/cleaningData

Repo for Course Project for Getting and Cleaning Data Coursera Course

Primary LanguageR

Getting and Cleaning Data Course Project: Guide to Ian's run_analysis.R

This script runs assuming that you have set the "UCI HAR Dataset" folder as your working directory. This folder can be extracted from the .zip archive that is provided on the Course Project page of the Coursera course, Getting and Cleaning Data, along with the data source and other acknowledgements.

Please have the script open and follow along.

The script begins by loading in all the necessary data from the folder. The data in the "Inertial Signals" subfolders will not be used, so they are not involved in the script.

An example command:

X.table <- read.table('./train/X_train.txt')

Note that the "features" variable is initially imported as a data frame with 2 columns. We are only interested in the second column, which will provide the names of the measurements. We reformat this variable as such:

features.name <- features[,2]
features.name <- as.character[features.name]

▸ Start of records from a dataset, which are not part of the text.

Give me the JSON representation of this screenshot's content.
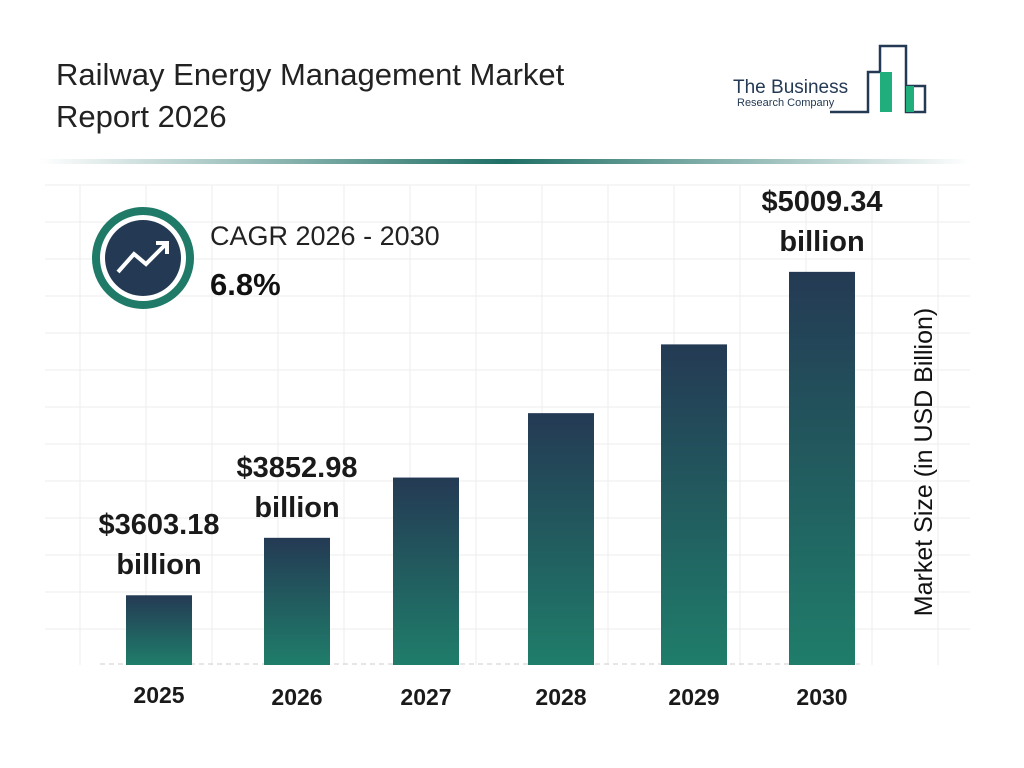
{
  "chart_data": {
    "type": "bar",
    "title": "Railway Energy Management Market Report 2026",
    "logo": {
      "line1": "The Business",
      "line2": "Research Company"
    },
    "cagr_label": "CAGR 2026 - 2030",
    "cagr_value": "6.8%",
    "y_label": "Market Size (in USD Billion)",
    "categories": [
      "2025",
      "2026",
      "2027",
      "2028",
      "2029",
      "2030"
    ],
    "values": [
      3603.18,
      3852.98,
      4115,
      4395,
      4694,
      5009.34
    ],
    "value_labels": [
      "$3603.18 billion",
      "$3852.98 billion",
      null,
      null,
      null,
      "$5009.34 billion"
    ],
    "gradient": [
      "#243a54",
      "#1f7d6a"
    ],
    "ylim": [
      3300,
      5300
    ]
  }
}
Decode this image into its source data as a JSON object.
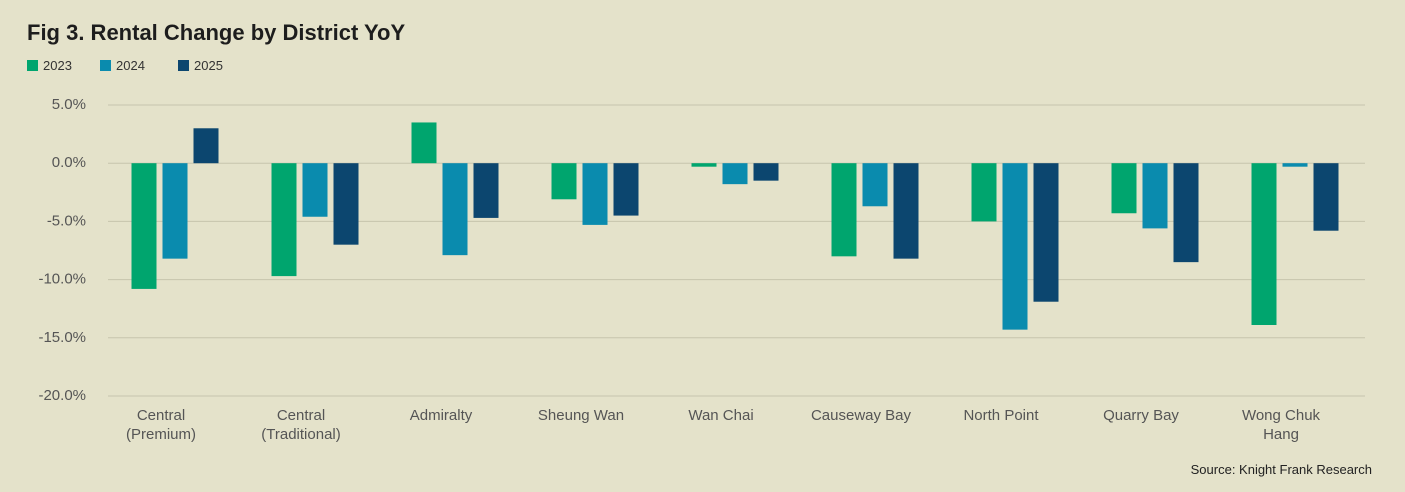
{
  "chart_data": {
    "type": "bar",
    "title": "Fig 3. Rental Change by District YoY",
    "source": "Source: Knight Frank Research",
    "categories": [
      "Central\n(Premium)",
      "Central\n(Traditional)",
      "Admiralty",
      "Sheung Wan",
      "Wan Chai",
      "Causeway Bay",
      "North Point",
      "Quarry Bay",
      "Wong Chuk\nHang"
    ],
    "series": [
      {
        "name": "2023",
        "color": "#00a56e",
        "values": [
          -10.8,
          -9.7,
          3.5,
          -3.1,
          -0.3,
          -8.0,
          -5.0,
          -4.3,
          -13.9
        ]
      },
      {
        "name": "2024",
        "color": "#0a8bae",
        "values": [
          -8.2,
          -4.6,
          -7.9,
          -5.3,
          -1.8,
          -3.7,
          -14.3,
          -5.6,
          -0.3
        ]
      },
      {
        "name": "2025",
        "color": "#0c466f",
        "values": [
          3.0,
          -7.0,
          -4.7,
          -4.5,
          -1.5,
          -8.2,
          -11.9,
          -8.5,
          -5.8
        ]
      }
    ],
    "ylim": [
      -20,
      5
    ],
    "yticks": [
      {
        "value": -20,
        "label": "-20.0%"
      },
      {
        "value": -15,
        "label": "-15.0%"
      },
      {
        "value": -10,
        "label": "-10.0%"
      },
      {
        "value": -5,
        "label": "-5.0%"
      },
      {
        "value": 0,
        "label": "0.0%"
      },
      {
        "value": 5,
        "label": "5.0%"
      }
    ],
    "grid": true,
    "legend": "top-left"
  }
}
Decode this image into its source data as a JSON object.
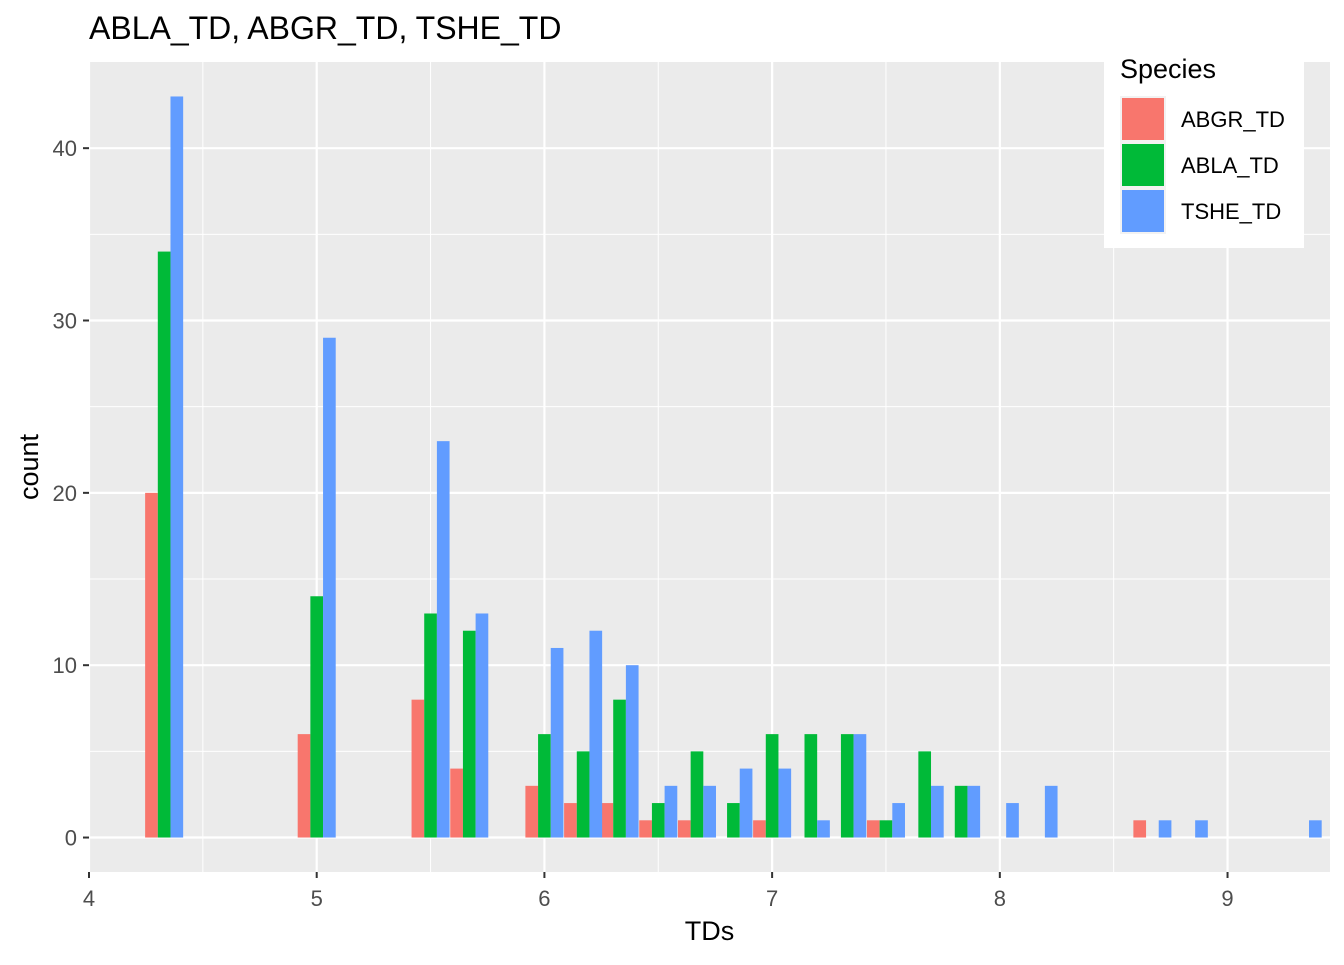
{
  "chart_data": {
    "type": "bar",
    "title": "ABLA_TD, ABGR_TD, TSHE_TD",
    "xlabel": "TDs",
    "ylabel": "count",
    "xlim": [
      4,
      9.45
    ],
    "ylim": [
      -2,
      45
    ],
    "xticks": [
      4,
      5,
      6,
      7,
      8,
      9
    ],
    "yticks": [
      0,
      10,
      20,
      30,
      40
    ],
    "grid": true,
    "legend": {
      "title": "Species",
      "position": "top-right"
    },
    "bin_width": 0.167,
    "series": [
      {
        "name": "ABGR_TD",
        "color": "#F8766D",
        "points": [
          [
            4.33,
            20
          ],
          [
            5,
            6
          ],
          [
            5.5,
            8
          ],
          [
            5.67,
            4
          ],
          [
            6,
            3
          ],
          [
            6.17,
            2
          ],
          [
            6.33,
            2
          ],
          [
            6.5,
            1
          ],
          [
            6.67,
            1
          ],
          [
            7,
            1
          ],
          [
            7.5,
            1
          ],
          [
            8.67,
            1
          ]
        ]
      },
      {
        "name": "ABLA_TD",
        "color": "#00BA38",
        "points": [
          [
            4.33,
            34
          ],
          [
            5,
            14
          ],
          [
            5.5,
            13
          ],
          [
            5.67,
            12
          ],
          [
            6,
            6
          ],
          [
            6.17,
            5
          ],
          [
            6.33,
            8
          ],
          [
            6.5,
            2
          ],
          [
            6.67,
            5
          ],
          [
            6.83,
            2
          ],
          [
            7,
            6
          ],
          [
            7.17,
            6
          ],
          [
            7.33,
            6
          ],
          [
            7.5,
            1
          ],
          [
            7.67,
            5
          ],
          [
            7.83,
            3
          ]
        ]
      },
      {
        "name": "TSHE_TD",
        "color": "#619CFF",
        "points": [
          [
            4.33,
            43
          ],
          [
            5,
            29
          ],
          [
            5.5,
            23
          ],
          [
            5.67,
            13
          ],
          [
            6,
            11
          ],
          [
            6.17,
            12
          ],
          [
            6.33,
            10
          ],
          [
            6.5,
            3
          ],
          [
            6.67,
            3
          ],
          [
            6.83,
            4
          ],
          [
            7,
            4
          ],
          [
            7.17,
            1
          ],
          [
            7.33,
            6
          ],
          [
            7.5,
            2
          ],
          [
            7.67,
            3
          ],
          [
            7.83,
            3
          ],
          [
            8,
            2
          ],
          [
            8.17,
            3
          ],
          [
            8.67,
            1
          ],
          [
            8.83,
            1
          ],
          [
            9.33,
            1
          ]
        ]
      }
    ]
  }
}
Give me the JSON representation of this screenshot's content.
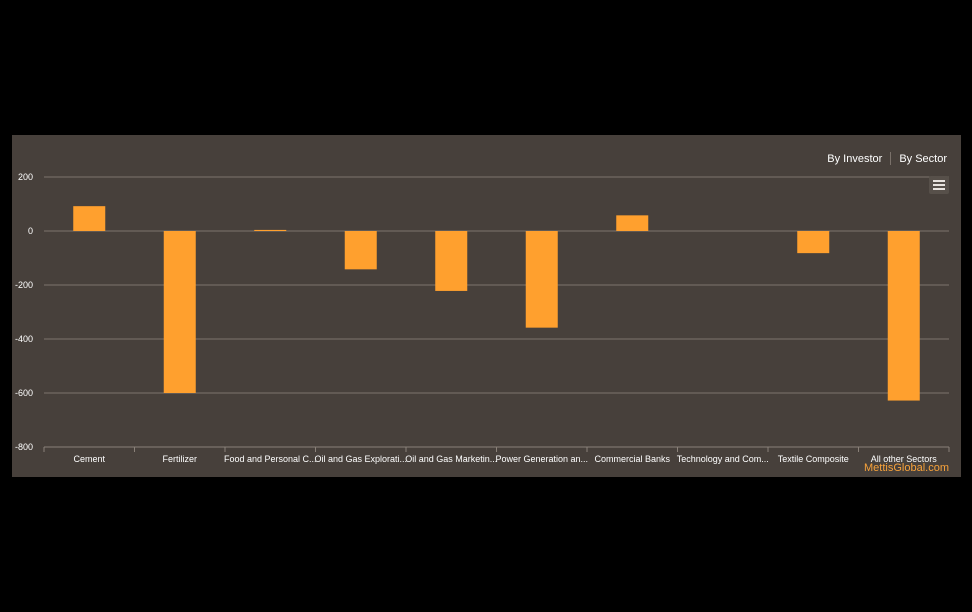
{
  "tabs": [
    "By Investor",
    "By Sector"
  ],
  "credit": "MettisGlobal.com",
  "colors": {
    "bar": "#ffa02e",
    "background": "#47403b",
    "page": "#000000"
  },
  "icons": {
    "menu": "hamburger-menu-icon"
  },
  "chart_data": {
    "type": "bar",
    "categories": [
      "Cement",
      "Fertilizer",
      "Food and Personal C...",
      "Oil and Gas Explorati...",
      "Oil and Gas Marketin...",
      "Power Generation an...",
      "Commercial Banks",
      "Technology and Com...",
      "Textile Composite",
      "All other Sectors"
    ],
    "values": [
      92,
      -600,
      4,
      -142,
      -222,
      -358,
      58,
      0,
      -82,
      -628
    ],
    "ylim": [
      -800,
      200
    ],
    "yticks": [
      200,
      0,
      -200,
      -400,
      -600,
      -800
    ],
    "title": "",
    "xlabel": "",
    "ylabel": "",
    "grid": true
  }
}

We then merge the test and training sets. Keep in mind that we append the training set to the test set, so all of the test set is before the training set.

mergedData <- rbind(X.test, X.train)

Note that there is no need to use the merge() command. The rbind() command works well because the columns of the datasets are identical.

Our next step is to extract information pertaining only to the means and standard deviations of the measurement. A review of the variables found in features.name shows that "mean()" appears in all the means and "std()" appears in all the standard deviations. We can use the grep() command to extract the indices of each mean and standard deviation:

meanCol <- grep("mean()", features.name, fixed=T)

Similar code is used for the standard deviations. We can now create a parsed dataset which will contain only these values of interest. We have the indices of the variables of interest, and they correspond to the columns in the dataset created by the script previously, mergedData.

howmanyRows <- nrow(X.test)+nrow(X.train)
parsedData <- data.frame(row.names = 1:howmanyRows)
for(eachCol in meanstdCol) {
  parsedData <- cbind(parsedData, mergedData[, eachCol])
}

This creates a new dataset that only contains the columns from the previous dataset that were measurements of the mean or standard deviation.

Now, we assign activity labels to the measurements. THis is where the Y.train and Y.test variables come in, which we extracted from files given to us. We can use rbind to merge them:

mergedY <- rbind(Y.test, Y.train)

Remember that we must use rbind() in this order. The test group must precede the training group so it aligns properly with the measurement data.

We can then bind this new vector with our dataset using cbind(). We can also create a vector with the activity names and then replace all the activity numbers with their corresponding string:

activityList <- c("WALKING", "WALKING UPSTAIRS", "WALKING DOWNSTAIRS", 
  "SITTING", "STANDING", "LAYING")
index <- 1
for(eachActivity in parsedData[, 1]) {
	parsedData[, 1][index] <- activityList[eachActivity]
	index <- index+1
}

Using the subject variables we extracted previously, we now assign the subjects to their corresponding rows. This procedure is identical to the one used to assign activity labels. Remember to rbind() using the test set as the first parameter and the training set as the second.

Now, we must take the average measurement of each of the measurements in our parsed dataset for each activity for each subject. That is, we want data that looks like:

[SUBJECT NAME] [SUBJECT ACTIVITY] [AVERAGE MEASUREMENT 1] ... [AVERAGE MEASUREMENT N]

The script essentially creates a data frame for each activity, and then merges all the data frames together.

This piece of code uses logicals to extract only rows that match both the subject number and activity for each subject and each activity. It computes the mean for each subject-activity combination separately and stores it in the data frame:

for(eachSubject in subjectIndex) {
  for(eachMe in measureIndex) {
		vMeans1[eachSubject, eachMe] <- mean(parsedData[parsedData[, 1] == 
			eachSubject & walking, eachMe+2])
	}
}

After assigning new column names and resorting, it writes out the file to a tab delimited text file.